Justiça fecha acordo de delação premiada e Dario Messer terá que devolver R$ 1 bi

Réu de processos da Lava Jato no Rio por esquemas nacionais e transnacionais de lavagem de dinheiro, o ‘doleiro dos doleiros’ está em prisão domiciliar, concedida devido à pandemia

  • Por Jovem Pan
  • 12/08/2020 21h02 - Atualizado em 13/08/2020 08h24
Reprodução/FacebookEle teve mandado de prisão decretado em maio de 2018, na Operação "Câmbio, Desligo"

A Justiça do Rio de Janeiro homologou nesta quarta-feira, 12, um acordo de delação premiada com o “doleiro dos doleiros” Dario Messer, réu de processos da Operação Lava Jato no Rio por esquemas nacionais e transnacionais de lavagem de dinheiro e outros crimes. Ele precisará renunciar aos cofres públicos mais de 99% do seu patrimônio, estimado em cerca de R$ 1 bilhão. Os bens incluem imóveis de alto padrão e valores no Brasil e no exterior, além de obras de arte e um patrimônio no Paraguai ligado a atividades agropecuárias e imobiliárias, que deverão fundamentar um pedido de cooperação com as autoridades do país vizinho para sua partilha.

O acordo foi feito por iniciativa do Ministério Público Federal (MPF) e da Polícia Federal (PF).

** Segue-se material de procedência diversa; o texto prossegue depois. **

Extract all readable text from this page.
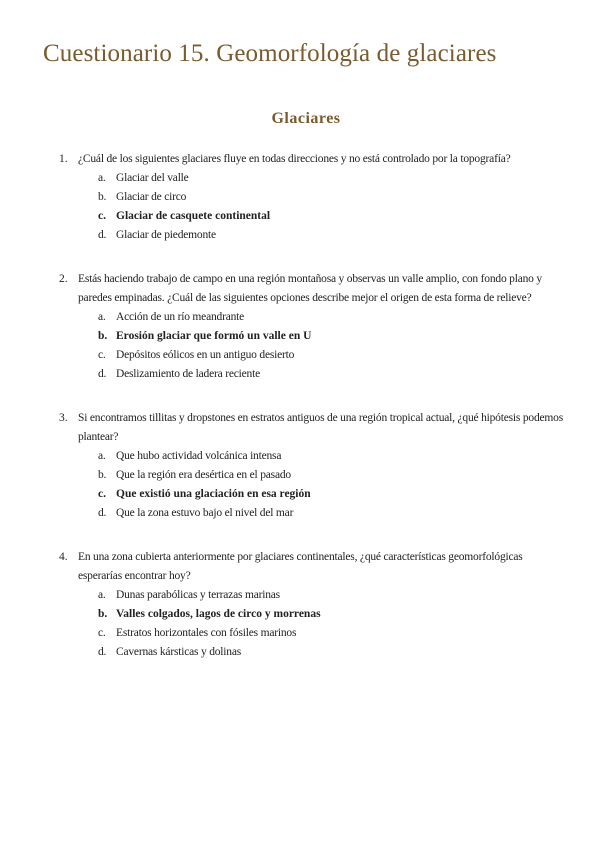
Cuestionario 15. Geomorfología de glaciares
Glaciares
1. ¿Cuál de los siguientes glaciares fluye en todas direcciones y no está controlado por la topografía?
a. Glaciar del valle
b. Glaciar de circo
c. Glaciar de casquete continental
d. Glaciar de piedemonte
2. Estás haciendo trabajo de campo en una región montañosa y observas un valle amplio, con fondo plano y paredes empinadas. ¿Cuál de las siguientes opciones describe mejor el origen de esta forma de relieve?
a. Acción de un río meandrante
b. Erosión glaciar que formó un valle en U
c. Depósitos eólicos en un antiguo desierto
d. Deslizamiento de ladera reciente
3. Si encontramos tillitas y dropstones en estratos antiguos de una región tropical actual, ¿qué hipótesis podemos plantear?
a. Que hubo actividad volcánica intensa
b. Que la región era desértica en el pasado
c. Que existió una glaciación en esa región
d. Que la zona estuvo bajo el nivel del mar
4. En una zona cubierta anteriormente por glaciares continentales, ¿qué características geomorfológicas esperarías encontrar hoy?
a. Dunas parabólicas y terrazas marinas
b. Valles colgados, lagos de circo y morrenas
c. Estratos horizontales con fósiles marinos
d. Cavernas kársticas y dolinas
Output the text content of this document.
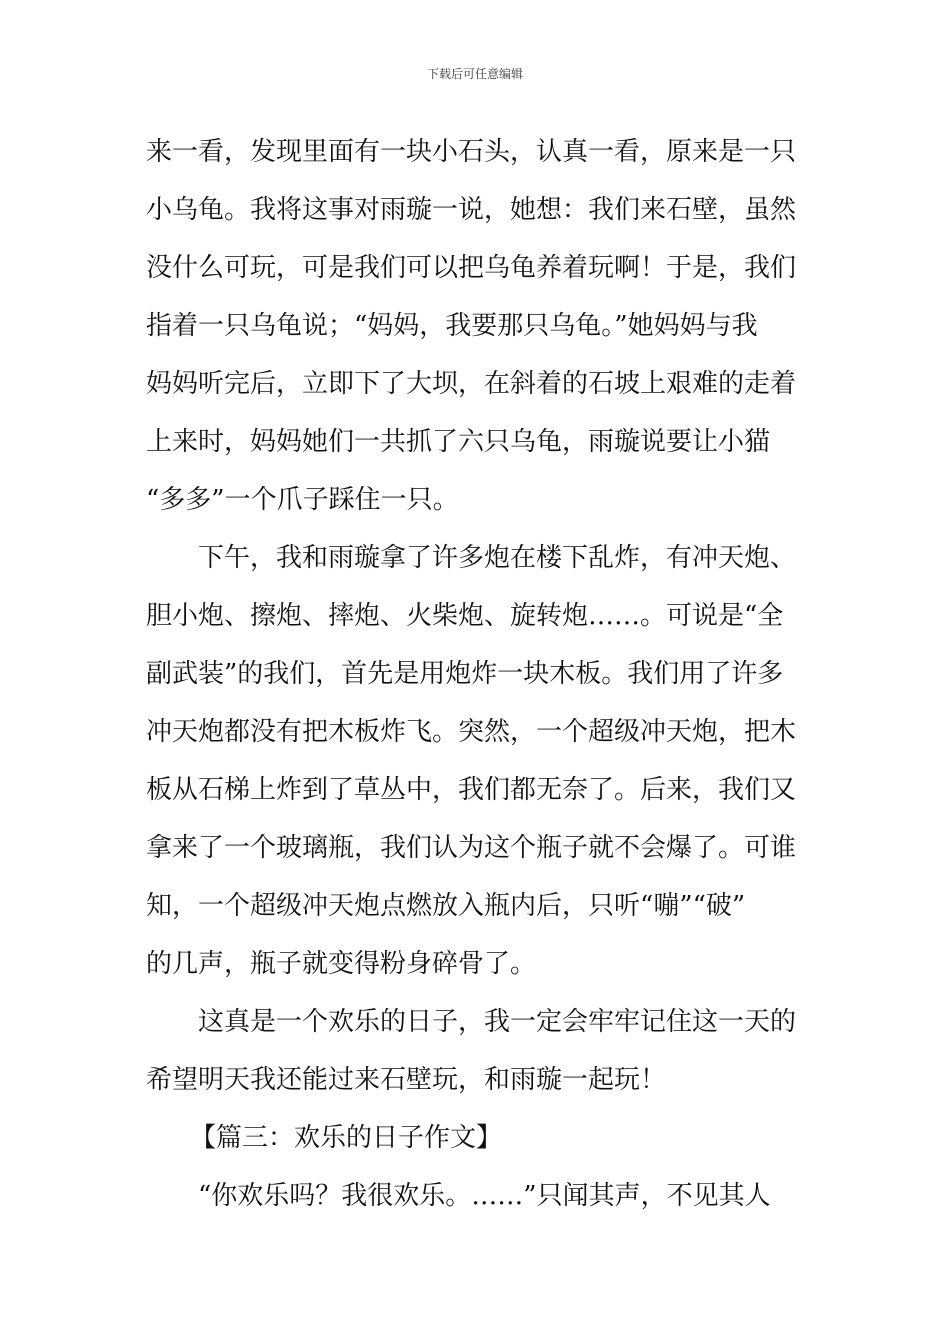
下载后可任意编辑
来一看，发现里面有一块小石头，认真一看，原来是一只
小乌龟。我将这事对雨璇一说，她想：我们来石壁，虽然
没什么可玩，可是我们可以把乌龟养着玩啊！于是，我们
指着一只乌龟说；“妈妈，我要那只乌龟。”她妈妈与我
妈妈听完后，立即下了大坝，在斜着的石坡上艰难的走着
上来时，妈妈她们一共抓了六只乌龟，雨璇说要让小猫
“多多”一个爪子踩住一只。
下午，我和雨璇拿了许多炮在楼下乱炸，有冲天炮、
胆小炮、擦炮、摔炮、火柴炮、旋转炮……。可说是“全
副武装”的我们，首先是用炮炸一块木板。我们用了许多
冲天炮都没有把木板炸飞。突然，一个超级冲天炮，把木
板从石梯上炸到了草丛中，我们都无奈了。后来，我们又
拿来了一个玻璃瓶，我们认为这个瓶子就不会爆了。可谁
知，一个超级冲天炮点燃放入瓶内后，只听“嘣”“破”
的几声，瓶子就变得粉身碎骨了。
这真是一个欢乐的日子，我一定会牢牢记住这一天的
希望明天我还能过来石壁玩，和雨璇一起玩！
【篇三：欢乐的日子作文】
“你欢乐吗？我很欢乐。……”只闻其声，不见其人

Na avaliação da Força-tarefa da Lava Jato, a delação permitirá a coleta de provas para investigações em andamento, tendo já fornecido depoimentos juntados aos autos de processos decorrentes de três investigações sobre esquemas que teve o colaborador como figura-chave: “Câmbio, desligo”, sobre lavagem de dinheiro a partir do Uruguai e que movimentou mais de US$ 1,6 bilhão; “Marakata”, sobre transações de dólar-cabo para lavar dinheiro em contrabando de esmeraldas; e “Patrón”, sobre o braço no Paraguai da organização transnacional de lavagem de dinheiro liderada por Messer.

Em abril, Dario Messer teve concedido pelo Superior Tribunal de Justiça o direito a prisão domiciliar. A decisão, feita pelo juiz Reynaldo Soares da Fonseca, considerou que Messer, de 61 anos, hipertenso e fumante, pertence ao grupo de risco para a Covid-19. Em março, ele passou por procedimento que removeu lesões compatíveis com melanoma. O doleiro está detido em casa com tornozeleira eletrônica. Ele teve mandado de prisão decretado em maio de 2018, na Operação “Câmbio, Desligo”. Foragido, ele foi capturado em julho de 2019.